Decorating the Candy Cane Sugar Cookies

After cooling the candy cane sugar cookies to room temperature, it’s time to decorate. This recipe keeps things simple, with a basic frosting and crushed candy cane. Even the most novice baker can decorate these cookies to perfection.

The cream cheese frosting is entirely unfussy. While you can certainly pipe the frosting onto the cookie, the back of a spoon or small cake spatula works wonders. By creating wide, sweeping swirls with unintentional peaks, the cookies look unmistakably homemade in the most beautiful way possible. Topped with a dusting of crushed candy cane, these cookies sparkle with nostalgia.

Candy Cane Sugar Cookies

5 from 2 votes
Katie Calton
Servings: 16 cookies
Prep Time: 18 minutes
Cook Time: 12 minutes
Rest Time: 1 hour
Total Time: 1 hour 30 minutes
Difficulty: Intermediate
Perfect for the holidays, these candy cane sugar cookies balance sweet peppermint with tangy cream cheese frosting for a cookie that melts in your mouth like a buttermint.

Ingredients 

Sugar Cookies

  • 1 cup salted butter, room temperature
  • 1 ¼ cup granulated sugar, plus additional for rolling
  • 2 large eggs
  • 2 teaspoons vanilla extract
  • 2 ¾ cup all-purpose flour, 330 grams
  • 2 teaspoons baking powder
  • 1 teaspoon Diamond Crystal kosher salt
  • ½ cup crushed candy canes, divided

Cream Cheese Frosting

  • 8 ounces cream cheese, slightly softened
  • 4 tablespoons salted butter, room temperature
  • 1 teaspoon vanilla extract
  • 3 cups powdered sugar
  • Pinch Diamond Crystal kosher salt

Instructions

  • Add the butter and granulated sugar to the bowl of a stand mixer fitted with a paddle attachment.
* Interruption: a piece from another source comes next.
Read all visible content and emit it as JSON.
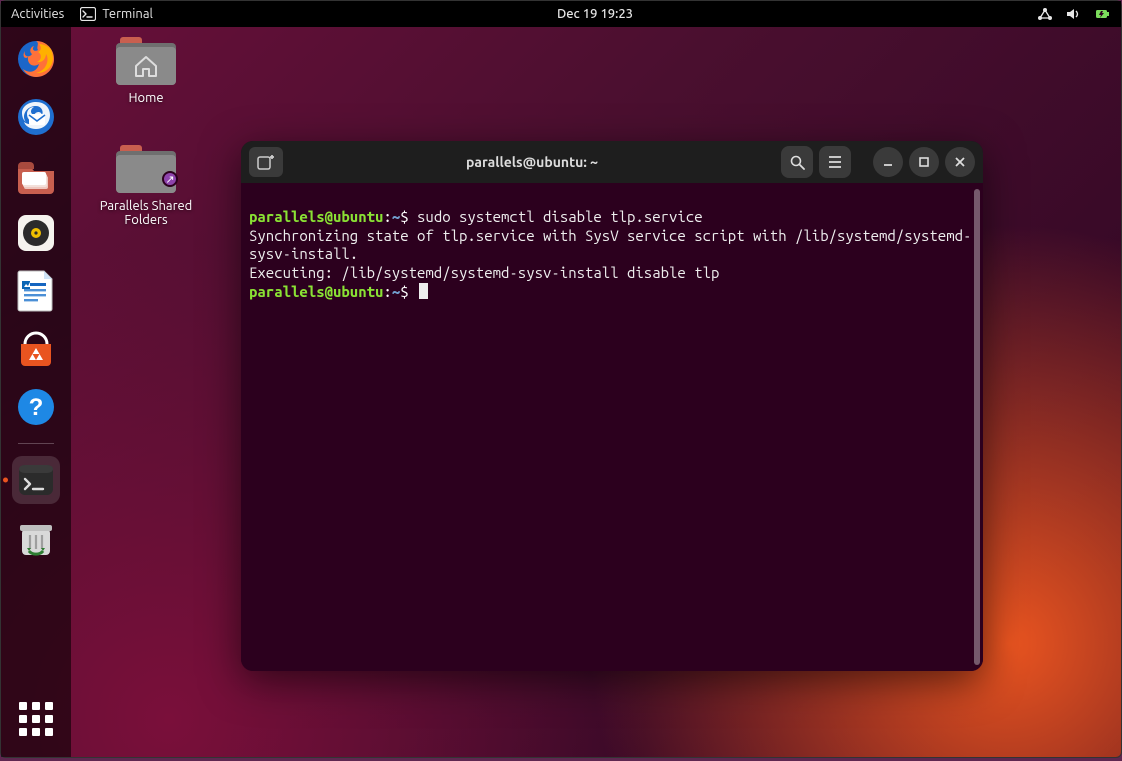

Beat on low speed for a few seconds to begin incorporating, then increase to medium speed and beat until light and airy—about 3 minutes. Scrape the sides and add the eggs and vanilla. Mix on low for 5-10 seconds, then slowly increase the speed to medium-high and beat until the eggs are fully emulsified with the butter—no more than 30 seconds.
  • In a medium-size bowl, whisk the flour, baking powder, salt, and ¼ cup of crushed candy canes until combined. Add the flour mixture to the dough, then mix until just combined. Do not overmix. Scoop the dough into 2-ounce portions, rolling the top of each cookie dough ball in additional granulated sugar.* Chill the cookie dough balls in the fridge for at least 30 minutes or up to 1 hour.
  • Meanwhile, make the frosting by beating the butter and cream cheese with a stand mixer until smooth and combined, about 1 minute. Add the vanilla, powdered sugar, and salt. Slowly pulse to incorporate the powdered sugar, then increase the speed to medium-high and beat until the frosting is light, airy, and smooth, about 3 minutes. Store in an airtight container in the fridge until ready to use.
  • About 30 minutes before baking the cookies, preheat the oven to 350°F. Transfer the chilled cookie dough to a parchment-lined baking sheet, leaving 2 inches between each ball of dough, about 6 dough balls per sheet. Bake for 10-12 minutes, or until the bottom of the cookies are just barely showing signs of browning. Cool the cookies for at least 30 minutes at room temperature.
  • After the cookies have cooled, use an offset spatula or piping bag to distribute roughly 1-2 tablespoons of frosting onto each cookie. If using the spatula, use the rounded edge of the spatula to spread the frosting, creating whimsical swoops. Sprinkle the cookies with the remaining crushed candy canes, then enjoy. Store in the refrigerator.

Notes

*A #16 cookie scoop works perfectly for this. If you don’t have a #16 scoop, we recommend using a kitchen scale or use a ¼ measuring cup.